When Sir Robert Francis published Freedom to Speak Up, he recommended primary care be reviewed separately. After a period of consultation with staff working in primary care, which ended in May 2016, Freedom to Speak Up guidance for primary care was produced.
On 1 April 2016, NHS England became a ‘prescribed person’ under the Public Interest Disclosure Order 1999, meaning primary care service staff working at GP surgeries, opticians, pharmacies and dental practices, can raise concerns about inappropriate activity directly through the following ways:
Telephone: 0300 311 22 33
General Post (including complaints): NHS England, PO Box 16738, Redditch, B97 9PT
British Sign Language (BSL): If you use BSL, you can to talk to us via a video call to a BSL interpreter. Visit NHS England’s BSL Service.
Staff in primary care organisations might feel unable, or find it hard, to raise concerns without being identified. This is sometimes due to their size as they are much smaller than a Hospital Trust for example. The management set up and internal relationships and a real risk to employment can prove to be a problem. In some cases the whistleblower might be employed directly by the individual providing the service that is the subject of the concern.

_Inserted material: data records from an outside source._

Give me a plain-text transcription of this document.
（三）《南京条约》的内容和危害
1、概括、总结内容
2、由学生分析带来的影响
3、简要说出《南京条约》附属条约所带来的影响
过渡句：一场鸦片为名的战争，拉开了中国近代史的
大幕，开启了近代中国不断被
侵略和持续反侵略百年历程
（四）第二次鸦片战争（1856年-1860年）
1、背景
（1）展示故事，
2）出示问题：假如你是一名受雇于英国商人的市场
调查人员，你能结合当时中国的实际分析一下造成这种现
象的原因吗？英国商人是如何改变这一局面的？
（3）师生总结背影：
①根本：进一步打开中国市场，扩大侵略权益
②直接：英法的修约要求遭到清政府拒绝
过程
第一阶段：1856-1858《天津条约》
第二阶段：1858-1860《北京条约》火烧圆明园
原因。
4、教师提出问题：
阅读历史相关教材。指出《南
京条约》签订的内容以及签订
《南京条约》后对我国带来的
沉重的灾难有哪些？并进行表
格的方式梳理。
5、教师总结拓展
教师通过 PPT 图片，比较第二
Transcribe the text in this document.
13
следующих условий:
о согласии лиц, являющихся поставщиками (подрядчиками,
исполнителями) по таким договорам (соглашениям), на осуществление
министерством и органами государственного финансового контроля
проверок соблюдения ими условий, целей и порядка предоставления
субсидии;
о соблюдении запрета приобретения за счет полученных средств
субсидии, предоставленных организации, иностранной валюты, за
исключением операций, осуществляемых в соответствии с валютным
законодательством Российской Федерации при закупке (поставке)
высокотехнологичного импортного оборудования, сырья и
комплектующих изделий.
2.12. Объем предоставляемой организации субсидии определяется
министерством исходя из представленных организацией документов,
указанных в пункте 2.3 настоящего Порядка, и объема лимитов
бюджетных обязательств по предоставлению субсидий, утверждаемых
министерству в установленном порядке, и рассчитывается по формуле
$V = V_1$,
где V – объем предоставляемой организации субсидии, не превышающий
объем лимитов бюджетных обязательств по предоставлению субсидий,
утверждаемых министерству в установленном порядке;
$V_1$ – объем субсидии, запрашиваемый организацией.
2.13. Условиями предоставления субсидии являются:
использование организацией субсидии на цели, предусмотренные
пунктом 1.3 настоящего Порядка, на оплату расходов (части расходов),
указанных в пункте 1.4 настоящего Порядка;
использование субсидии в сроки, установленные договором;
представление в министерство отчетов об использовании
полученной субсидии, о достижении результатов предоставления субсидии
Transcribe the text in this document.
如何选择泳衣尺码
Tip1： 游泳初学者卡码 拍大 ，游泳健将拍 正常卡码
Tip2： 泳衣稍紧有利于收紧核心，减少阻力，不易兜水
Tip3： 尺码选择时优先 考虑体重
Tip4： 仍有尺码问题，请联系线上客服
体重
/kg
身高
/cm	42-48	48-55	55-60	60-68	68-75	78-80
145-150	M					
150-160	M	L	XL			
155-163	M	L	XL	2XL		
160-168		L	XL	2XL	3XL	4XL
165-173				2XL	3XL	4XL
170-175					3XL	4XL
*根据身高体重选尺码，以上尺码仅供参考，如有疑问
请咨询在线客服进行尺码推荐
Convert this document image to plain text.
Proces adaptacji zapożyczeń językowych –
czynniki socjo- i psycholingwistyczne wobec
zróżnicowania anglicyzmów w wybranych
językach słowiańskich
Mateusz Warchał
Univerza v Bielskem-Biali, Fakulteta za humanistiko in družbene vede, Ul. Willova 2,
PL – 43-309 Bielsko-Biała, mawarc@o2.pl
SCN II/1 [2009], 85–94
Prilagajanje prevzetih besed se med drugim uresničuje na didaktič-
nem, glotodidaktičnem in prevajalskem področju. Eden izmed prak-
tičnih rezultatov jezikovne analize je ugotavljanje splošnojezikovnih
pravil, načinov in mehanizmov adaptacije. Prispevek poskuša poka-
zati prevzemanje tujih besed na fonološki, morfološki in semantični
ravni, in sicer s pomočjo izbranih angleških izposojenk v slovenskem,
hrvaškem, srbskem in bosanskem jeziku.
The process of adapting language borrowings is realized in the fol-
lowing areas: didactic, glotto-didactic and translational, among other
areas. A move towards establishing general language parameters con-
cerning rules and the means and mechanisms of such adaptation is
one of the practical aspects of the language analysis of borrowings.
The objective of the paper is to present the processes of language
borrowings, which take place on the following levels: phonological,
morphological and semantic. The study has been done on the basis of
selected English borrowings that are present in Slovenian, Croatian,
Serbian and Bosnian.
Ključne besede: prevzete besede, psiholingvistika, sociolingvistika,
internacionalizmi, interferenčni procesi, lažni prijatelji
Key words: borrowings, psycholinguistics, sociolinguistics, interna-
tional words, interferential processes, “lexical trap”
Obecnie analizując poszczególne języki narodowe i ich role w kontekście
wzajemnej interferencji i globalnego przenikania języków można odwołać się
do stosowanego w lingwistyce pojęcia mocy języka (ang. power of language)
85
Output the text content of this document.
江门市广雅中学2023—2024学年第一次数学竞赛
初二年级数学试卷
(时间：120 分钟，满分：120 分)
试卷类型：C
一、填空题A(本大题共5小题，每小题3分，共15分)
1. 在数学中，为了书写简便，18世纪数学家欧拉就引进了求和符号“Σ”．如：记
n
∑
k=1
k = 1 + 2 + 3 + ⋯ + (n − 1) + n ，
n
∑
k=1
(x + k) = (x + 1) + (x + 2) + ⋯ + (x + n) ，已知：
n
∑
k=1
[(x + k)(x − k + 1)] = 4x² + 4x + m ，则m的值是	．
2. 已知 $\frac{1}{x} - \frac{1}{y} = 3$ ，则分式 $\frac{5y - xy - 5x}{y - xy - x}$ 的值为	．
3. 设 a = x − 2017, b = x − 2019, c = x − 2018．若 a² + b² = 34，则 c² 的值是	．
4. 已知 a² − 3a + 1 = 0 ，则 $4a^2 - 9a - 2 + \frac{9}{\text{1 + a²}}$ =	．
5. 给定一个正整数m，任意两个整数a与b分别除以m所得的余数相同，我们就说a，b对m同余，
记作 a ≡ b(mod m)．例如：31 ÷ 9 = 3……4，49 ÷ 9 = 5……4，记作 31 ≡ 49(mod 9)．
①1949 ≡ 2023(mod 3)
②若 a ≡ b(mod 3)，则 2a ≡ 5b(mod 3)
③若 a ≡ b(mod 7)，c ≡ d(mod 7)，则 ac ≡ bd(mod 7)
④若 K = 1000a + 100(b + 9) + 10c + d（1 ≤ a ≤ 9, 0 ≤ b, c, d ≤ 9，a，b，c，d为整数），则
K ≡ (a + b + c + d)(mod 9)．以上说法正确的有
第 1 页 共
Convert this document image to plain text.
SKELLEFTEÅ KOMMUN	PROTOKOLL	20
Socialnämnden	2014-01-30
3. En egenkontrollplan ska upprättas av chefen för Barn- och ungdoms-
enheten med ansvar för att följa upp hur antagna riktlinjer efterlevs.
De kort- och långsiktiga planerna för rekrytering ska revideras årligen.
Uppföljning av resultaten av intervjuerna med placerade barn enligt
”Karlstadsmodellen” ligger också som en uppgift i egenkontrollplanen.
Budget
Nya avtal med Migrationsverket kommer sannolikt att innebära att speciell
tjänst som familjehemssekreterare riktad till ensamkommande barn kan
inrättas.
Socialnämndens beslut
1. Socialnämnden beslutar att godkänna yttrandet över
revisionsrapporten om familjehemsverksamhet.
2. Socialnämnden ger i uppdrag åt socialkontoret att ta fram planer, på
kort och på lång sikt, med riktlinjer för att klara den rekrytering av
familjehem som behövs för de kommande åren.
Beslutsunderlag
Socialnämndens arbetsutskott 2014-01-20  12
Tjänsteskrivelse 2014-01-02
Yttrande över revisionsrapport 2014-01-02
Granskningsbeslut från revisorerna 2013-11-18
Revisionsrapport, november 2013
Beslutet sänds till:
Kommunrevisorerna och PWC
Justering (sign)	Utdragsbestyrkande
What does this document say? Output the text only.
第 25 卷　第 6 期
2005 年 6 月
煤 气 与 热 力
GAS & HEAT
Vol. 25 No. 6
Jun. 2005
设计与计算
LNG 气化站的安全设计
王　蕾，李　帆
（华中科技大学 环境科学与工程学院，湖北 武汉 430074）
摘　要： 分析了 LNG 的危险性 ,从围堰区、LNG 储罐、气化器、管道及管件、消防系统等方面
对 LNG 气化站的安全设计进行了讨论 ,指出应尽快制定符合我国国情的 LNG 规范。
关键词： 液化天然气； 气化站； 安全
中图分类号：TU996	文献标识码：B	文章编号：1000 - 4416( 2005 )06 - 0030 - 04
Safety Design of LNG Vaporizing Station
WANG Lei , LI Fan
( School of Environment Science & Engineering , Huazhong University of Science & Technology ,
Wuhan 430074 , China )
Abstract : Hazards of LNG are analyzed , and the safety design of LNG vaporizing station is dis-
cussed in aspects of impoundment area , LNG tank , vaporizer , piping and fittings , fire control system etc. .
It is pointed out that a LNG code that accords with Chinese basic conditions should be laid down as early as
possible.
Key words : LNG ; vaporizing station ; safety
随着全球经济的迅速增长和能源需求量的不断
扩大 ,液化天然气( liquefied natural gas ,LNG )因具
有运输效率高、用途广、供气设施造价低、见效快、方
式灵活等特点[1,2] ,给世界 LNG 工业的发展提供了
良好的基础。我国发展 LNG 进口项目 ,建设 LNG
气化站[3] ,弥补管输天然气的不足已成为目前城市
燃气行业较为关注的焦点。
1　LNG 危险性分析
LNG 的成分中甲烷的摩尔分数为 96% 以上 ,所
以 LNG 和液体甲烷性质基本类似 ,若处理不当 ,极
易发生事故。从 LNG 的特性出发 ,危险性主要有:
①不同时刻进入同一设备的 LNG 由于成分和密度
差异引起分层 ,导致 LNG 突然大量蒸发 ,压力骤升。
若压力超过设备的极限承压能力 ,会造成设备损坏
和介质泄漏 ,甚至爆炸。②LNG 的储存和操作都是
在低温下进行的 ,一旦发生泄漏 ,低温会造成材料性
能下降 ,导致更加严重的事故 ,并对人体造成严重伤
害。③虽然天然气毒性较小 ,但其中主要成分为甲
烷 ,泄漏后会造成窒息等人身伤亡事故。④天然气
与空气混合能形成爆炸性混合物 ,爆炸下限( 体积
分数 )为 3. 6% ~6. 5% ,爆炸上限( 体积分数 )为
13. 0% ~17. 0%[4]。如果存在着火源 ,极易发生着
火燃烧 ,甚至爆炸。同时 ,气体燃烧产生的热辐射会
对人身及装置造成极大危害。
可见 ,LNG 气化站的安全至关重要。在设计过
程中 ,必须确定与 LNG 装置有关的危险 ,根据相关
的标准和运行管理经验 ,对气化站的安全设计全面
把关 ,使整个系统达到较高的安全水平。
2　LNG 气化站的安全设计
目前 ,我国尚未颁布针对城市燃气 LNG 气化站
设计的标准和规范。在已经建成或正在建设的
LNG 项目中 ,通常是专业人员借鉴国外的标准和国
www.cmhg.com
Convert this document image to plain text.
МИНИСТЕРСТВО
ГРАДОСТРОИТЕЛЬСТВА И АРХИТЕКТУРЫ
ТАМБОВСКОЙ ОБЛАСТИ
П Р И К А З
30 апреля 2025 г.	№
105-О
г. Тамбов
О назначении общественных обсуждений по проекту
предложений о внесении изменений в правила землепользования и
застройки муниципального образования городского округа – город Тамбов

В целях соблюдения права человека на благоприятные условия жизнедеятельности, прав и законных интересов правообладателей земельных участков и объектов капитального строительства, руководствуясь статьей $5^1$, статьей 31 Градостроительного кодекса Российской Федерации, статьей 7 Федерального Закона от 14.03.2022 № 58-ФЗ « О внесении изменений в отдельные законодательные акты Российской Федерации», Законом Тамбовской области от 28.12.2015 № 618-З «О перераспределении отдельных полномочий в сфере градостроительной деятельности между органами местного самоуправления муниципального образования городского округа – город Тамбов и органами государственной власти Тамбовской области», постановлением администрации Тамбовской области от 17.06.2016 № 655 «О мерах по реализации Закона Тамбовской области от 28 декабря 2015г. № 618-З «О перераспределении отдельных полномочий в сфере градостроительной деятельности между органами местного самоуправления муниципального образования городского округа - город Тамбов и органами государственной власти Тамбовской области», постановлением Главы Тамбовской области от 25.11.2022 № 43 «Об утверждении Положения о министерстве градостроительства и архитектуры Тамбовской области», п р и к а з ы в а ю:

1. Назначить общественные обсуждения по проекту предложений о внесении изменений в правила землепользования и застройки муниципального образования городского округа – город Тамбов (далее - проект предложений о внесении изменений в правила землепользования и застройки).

The intention is that the guidance should be used specifically by primary care organisations to review their policies and procedures on staff raising concerns about safety.
The guidance sets out:
- who can raise a concern
- the process for raising a concern
- how the concern will be investigated
- what will be done with the findings of the investigation
If, as a member of staff working in primary care, you have a concern about patient safety, quality of care or inappropriate activity, you can raise it with your appointed Freedom to Speak Up guardian. You may wish to learn about the experience of several people who have whistleblown over time, and raised some very serious concerns. Their stories are on the Health Education England (HEE) YouTube channel.
NHS England and NHS Improvement, formerly Monitor and NHS Trust Development Authority respectively, published a single national integrated whistleblowing policy along with stakeholder responses from a period of consultation late last year.
Also contained within the Freedom to Speak Up report, was a recommendation that staff who have raised concerns and suffered detriment as a result should be supported to find alternative employment within the NHS.
NHS England, NHS Improvement and people with lived experiences of whistleblowing have worked together to see the launch of pilot support schemes for NHS whistleblowers from primary and secondary care. The pilot schemes have been evaluated by John Moores University to help shape the development of an integrated scheme for the NHS.